Our engineering team began troubleshooting to identify the cause of the increased load, its origins, and ways to mitigate it. By Wednesday, all standard troubleshooting techniques and mitigations were exhausted and we engaged the hardware vendor to provide further assistance. On Wednesday evening, some minor configuration changes recommended by the vendor were implemented, but ultimately these were unsuccessful and further diagnosis into the root cause of the problem continued.

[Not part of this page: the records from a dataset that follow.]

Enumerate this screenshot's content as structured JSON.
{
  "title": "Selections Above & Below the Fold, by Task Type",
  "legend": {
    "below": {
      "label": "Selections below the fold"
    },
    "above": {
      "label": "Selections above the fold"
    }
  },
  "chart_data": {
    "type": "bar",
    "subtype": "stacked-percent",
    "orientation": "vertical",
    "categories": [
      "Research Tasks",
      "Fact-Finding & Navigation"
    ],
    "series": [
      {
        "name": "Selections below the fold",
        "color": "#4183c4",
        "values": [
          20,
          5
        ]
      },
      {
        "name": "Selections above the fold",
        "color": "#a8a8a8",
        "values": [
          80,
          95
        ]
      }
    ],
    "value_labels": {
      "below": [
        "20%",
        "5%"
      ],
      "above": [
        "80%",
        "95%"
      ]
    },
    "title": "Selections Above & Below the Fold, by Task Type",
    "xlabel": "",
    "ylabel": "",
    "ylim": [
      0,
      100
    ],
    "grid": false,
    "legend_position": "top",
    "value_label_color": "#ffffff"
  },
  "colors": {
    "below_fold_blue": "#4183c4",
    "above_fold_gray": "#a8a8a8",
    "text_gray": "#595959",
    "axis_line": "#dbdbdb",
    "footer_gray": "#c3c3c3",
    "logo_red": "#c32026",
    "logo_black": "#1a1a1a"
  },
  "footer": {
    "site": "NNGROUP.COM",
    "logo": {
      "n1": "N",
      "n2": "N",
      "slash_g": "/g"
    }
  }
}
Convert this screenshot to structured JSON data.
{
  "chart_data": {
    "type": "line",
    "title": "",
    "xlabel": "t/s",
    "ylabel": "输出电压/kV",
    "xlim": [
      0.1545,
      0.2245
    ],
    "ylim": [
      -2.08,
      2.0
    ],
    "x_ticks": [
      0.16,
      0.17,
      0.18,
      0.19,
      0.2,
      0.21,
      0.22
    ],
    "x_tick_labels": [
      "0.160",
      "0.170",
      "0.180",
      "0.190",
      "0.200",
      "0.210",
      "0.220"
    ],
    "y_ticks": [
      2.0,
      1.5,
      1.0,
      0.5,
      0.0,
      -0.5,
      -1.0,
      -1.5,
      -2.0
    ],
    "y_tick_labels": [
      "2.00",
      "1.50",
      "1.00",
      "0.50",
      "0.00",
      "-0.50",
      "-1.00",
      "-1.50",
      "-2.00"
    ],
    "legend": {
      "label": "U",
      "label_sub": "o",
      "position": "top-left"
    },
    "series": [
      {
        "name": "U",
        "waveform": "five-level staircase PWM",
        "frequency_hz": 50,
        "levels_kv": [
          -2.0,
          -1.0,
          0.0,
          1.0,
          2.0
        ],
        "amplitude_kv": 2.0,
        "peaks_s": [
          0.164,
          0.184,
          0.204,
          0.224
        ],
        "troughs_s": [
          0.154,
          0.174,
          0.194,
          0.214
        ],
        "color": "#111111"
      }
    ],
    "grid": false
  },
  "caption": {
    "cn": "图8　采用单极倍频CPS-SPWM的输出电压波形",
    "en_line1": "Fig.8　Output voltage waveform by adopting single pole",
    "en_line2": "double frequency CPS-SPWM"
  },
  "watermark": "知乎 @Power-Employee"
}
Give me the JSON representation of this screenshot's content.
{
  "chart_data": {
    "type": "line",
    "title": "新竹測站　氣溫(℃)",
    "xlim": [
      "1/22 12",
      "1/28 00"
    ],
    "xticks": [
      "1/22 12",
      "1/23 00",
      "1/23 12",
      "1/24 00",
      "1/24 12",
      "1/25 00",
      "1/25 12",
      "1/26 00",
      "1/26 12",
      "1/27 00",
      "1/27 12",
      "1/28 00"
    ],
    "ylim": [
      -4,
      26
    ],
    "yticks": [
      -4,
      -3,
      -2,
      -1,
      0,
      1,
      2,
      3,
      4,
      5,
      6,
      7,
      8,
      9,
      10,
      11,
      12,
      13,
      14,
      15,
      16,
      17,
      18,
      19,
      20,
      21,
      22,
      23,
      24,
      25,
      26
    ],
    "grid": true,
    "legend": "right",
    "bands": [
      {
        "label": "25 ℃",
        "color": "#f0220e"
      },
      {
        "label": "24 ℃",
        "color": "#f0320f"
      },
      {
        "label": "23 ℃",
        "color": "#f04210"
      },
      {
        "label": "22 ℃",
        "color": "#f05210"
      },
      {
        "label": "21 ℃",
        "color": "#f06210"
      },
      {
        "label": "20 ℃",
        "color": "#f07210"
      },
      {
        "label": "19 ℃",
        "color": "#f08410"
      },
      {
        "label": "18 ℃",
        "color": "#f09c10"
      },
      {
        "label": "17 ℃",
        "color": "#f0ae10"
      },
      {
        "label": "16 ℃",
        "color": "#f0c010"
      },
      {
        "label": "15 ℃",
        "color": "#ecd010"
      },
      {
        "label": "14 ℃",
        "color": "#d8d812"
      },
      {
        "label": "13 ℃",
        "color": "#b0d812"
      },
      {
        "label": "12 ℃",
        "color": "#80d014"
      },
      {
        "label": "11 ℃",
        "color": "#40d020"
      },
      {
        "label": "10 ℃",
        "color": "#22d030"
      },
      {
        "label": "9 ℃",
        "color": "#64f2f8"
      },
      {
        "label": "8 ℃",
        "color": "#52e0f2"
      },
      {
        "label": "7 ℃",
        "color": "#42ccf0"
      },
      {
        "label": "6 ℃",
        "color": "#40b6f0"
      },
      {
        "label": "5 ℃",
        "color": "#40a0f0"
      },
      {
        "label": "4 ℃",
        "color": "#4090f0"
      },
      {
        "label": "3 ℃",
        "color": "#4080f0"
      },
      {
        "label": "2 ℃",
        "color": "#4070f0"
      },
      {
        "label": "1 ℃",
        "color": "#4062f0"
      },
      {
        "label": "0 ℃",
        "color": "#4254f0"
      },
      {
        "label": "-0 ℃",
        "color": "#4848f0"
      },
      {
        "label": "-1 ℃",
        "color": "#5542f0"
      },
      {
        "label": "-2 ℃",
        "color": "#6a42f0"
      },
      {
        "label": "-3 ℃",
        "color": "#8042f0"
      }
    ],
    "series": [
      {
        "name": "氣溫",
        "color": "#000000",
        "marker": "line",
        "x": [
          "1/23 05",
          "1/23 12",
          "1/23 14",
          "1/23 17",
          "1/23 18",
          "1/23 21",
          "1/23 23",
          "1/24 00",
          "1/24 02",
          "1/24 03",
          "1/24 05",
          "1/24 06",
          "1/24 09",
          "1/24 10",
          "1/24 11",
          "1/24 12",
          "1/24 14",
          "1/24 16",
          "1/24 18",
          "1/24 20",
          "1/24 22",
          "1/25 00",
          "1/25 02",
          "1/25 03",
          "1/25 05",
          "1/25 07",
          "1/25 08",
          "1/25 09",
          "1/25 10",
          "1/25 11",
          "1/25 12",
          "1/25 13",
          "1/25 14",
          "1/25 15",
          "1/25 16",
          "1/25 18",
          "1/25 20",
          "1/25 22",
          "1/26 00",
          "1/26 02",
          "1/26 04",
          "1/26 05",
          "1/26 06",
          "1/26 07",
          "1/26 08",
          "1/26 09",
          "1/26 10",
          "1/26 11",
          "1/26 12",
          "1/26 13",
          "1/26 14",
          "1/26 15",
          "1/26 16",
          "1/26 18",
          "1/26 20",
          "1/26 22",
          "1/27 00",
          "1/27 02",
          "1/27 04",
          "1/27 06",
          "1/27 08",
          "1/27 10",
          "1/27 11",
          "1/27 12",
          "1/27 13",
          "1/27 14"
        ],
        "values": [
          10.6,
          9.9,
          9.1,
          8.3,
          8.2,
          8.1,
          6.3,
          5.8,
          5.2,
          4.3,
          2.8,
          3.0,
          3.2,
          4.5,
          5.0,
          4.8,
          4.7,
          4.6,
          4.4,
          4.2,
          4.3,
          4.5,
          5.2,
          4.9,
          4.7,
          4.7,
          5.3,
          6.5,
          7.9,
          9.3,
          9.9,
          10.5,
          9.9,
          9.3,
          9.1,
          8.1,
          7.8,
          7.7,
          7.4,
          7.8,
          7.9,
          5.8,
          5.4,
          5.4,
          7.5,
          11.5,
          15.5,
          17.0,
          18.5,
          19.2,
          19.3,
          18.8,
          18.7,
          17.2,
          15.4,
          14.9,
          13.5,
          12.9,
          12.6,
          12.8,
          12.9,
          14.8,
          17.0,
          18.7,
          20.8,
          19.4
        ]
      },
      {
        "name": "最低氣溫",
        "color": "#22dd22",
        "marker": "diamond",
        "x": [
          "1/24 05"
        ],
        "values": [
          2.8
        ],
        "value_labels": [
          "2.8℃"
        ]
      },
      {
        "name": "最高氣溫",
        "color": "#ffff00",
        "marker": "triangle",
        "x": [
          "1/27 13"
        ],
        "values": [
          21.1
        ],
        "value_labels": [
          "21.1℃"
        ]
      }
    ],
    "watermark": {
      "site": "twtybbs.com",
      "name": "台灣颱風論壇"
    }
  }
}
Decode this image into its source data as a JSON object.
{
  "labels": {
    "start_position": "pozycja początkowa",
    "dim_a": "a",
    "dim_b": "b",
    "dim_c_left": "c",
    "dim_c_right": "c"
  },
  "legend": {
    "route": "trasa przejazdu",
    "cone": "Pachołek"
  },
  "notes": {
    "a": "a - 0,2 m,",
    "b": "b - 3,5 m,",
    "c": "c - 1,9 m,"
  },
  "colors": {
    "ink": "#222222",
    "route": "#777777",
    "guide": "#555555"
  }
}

On Wednesday evening into Thursday, behaviors exhibited by the networking devices were determined to be inconsistent with how the hardware platform should operate under normal operating conditions, and we decided to perform a software upgrade to a newer release. While the software upgrade was not performed to mitigate the root problems, it was a required step to get the networking devices to a baseline state where their behavior was consistent with how the hardware should operate. This also provided visibility into some metrics not available in the older software release.
After the software upgrade was completed, efforts to isolate the root problems continued and were ultimately successful. Some specific network traffic that occurs under normal operating conditions had increased by a significant factor resulting in the increased control plane load triggering the problems. Once this traffic had been identified, changes were made to isolate it and mitigation of the root problems was successful on Friday.
Note: timeline events are collated and provided in 6-hour intervals
Oct 3, 2017: 06:10 UTC: Initial problem triggers and increase in control plane utilization is logged in monitoring systems 12:00 UTC: Support teams have identified intermittent connectivity problems in NYC2; Customers have begun reporting intermittent connectivity problems in NYC2; Network engineering team has been engaged to investigate reports 18:00 UTC: Network engineering has identified the increased control plane utilization on some core networking devices; Network engineering continues to troubleshoot based on symptom reports, no identified evidence of issue yet determined
Oct 4, 2017: 00:00 UTC: Network engineering continues to troubleshoot based on symptom reports, no identified evidence of issue yet determined. 06:00 UTC: Network engineering continues to troubleshoot based on symptom reports, no identified evidence of issue yet determined. 12:00 UTC: Network engineering has identified inconsistent behavior of certain control plane functions on core networking devices when handling specific types of network traffic; Issue is now able to be easily reproduced 18:00 UTC: Once all normal avenues of troubleshooting had been exhausted the network engineering team engaged the hardware vendor with a priority 1 technical case
Oct 5, 2017: 00:00 UTC: Hardware vendor recommends some configuration changes to try and mitigate the issue; Network engineering implements the configuration changes but the issue persists; Troubleshooting with the hardware vendor continues 06:00 UTC: Troubleshooting with the hardware vendor continues 12:00 UTC: Hardware vendor identifies inconsistent behavior with how the hardware platform should perform; Troubleshooting with the hardware vendor continues and is now focused on identifying the inconsistent hardware behavior as a key contributor to the issue 18:00 UTC: Hardware vendor and network engineering agree to perform an immediate software release upgrade on core networking devices to address the inconsistent platform behavior; Network engineering commences preparations to perform software release upgrade
Oct 6, 2017: 00:00 UTC: Preparations for software release upgrade continue in parallel with continued troubleshooting activities with the hardware vendor 06:00 UTC: Software release upgrade is performed 12:00 UTC: Troubleshooting activities continue with certain network traffic starting to be identified as likely root cause 16:45 UTC: Configuration changes made to isolate network traffic contributing to increased control plane load resolving the issue.
There are a couple key takeaways that would have helped reduce the impact and duration of this issue:
We are very disappointed this incident lasted as long as it did and are sincerely sorry for the inconveniences and frustrations it caused our users.